O factor de estranheza, ao mesmo tempo que foi a distintiva marca da banda, poderá ser o fundamento da sua erosão, contribuindo para o insucesso desta música junto das massas. Embora seja provável que o agrupamento não tivesse como principal meta o sucesso comercial (repare-se que em 11 anos a banda deu 11 concertos), a verdade é que o seu esquecimento não faz justiça ao carácter pioneiro que teve na música portuguesa à época. A Banda do Casaco não voltaria a gravar após o seu último álbum, Com Ti Chitas, de 1984.

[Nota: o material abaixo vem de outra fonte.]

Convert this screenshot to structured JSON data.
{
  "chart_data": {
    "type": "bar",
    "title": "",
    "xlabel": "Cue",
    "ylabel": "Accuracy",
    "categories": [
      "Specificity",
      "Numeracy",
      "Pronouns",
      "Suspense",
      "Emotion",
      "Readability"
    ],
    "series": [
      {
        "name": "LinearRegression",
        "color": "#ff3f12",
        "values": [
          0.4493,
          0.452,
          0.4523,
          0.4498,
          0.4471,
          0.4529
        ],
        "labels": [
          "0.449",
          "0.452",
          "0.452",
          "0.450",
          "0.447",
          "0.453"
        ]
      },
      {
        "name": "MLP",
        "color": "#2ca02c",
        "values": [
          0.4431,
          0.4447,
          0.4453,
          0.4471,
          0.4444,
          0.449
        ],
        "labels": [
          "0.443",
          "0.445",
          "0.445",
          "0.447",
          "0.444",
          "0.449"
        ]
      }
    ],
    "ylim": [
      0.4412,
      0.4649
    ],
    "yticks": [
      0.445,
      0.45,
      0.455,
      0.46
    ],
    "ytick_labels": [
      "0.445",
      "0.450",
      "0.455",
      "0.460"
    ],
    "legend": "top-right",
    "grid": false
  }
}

A Banda do Casaco é, para além dum marco histórico, uma celebração da liberdade artística, e Dos Benefícios dum Vendido no Reino dos Bonifácios é a expressão material da mesma. O seu corpo de trabalho, ainda que amplamente desconhecido, é cuidado, diversificado e consistente. Talvez seja por isso que, mesmo apesar do seu insucesso comercial, a Banda do Casaco teime em não desaparecer. Para além disto, esta banda faz-nos hoje, acima de tudo, um convite à reflexão. Podemo-nos questionar porque continuamos a fazer a manutenção de fronteiras entre géneros musicais quando no passado a sua interacção foi vista como enriquecedora; se deverá a ópera do século XXI ser apenas um recurso agarrado à sua tradição, mascarado por uma falsa renovação erudita e excludente, ou se deverão ser feitos esforços para que esta se aproxime novamente das pessoas, e com recurso a uma nova abordagem artística contemporânea e interdisciplinar, e, por último, qual deverá (ou poderá) ser o papel dos novos artistas no mundo do consumismo veloz, fomentador da precariedade das coisas, que ao mesmo tempo que demanda novidade parece já dar sinais de estar saturado dela.
REFERÊNCIA:
Banda do Casaco. Dos Benefícios dum Vendido no Reino dos Bonifácios. Philips Records, 1975. CD.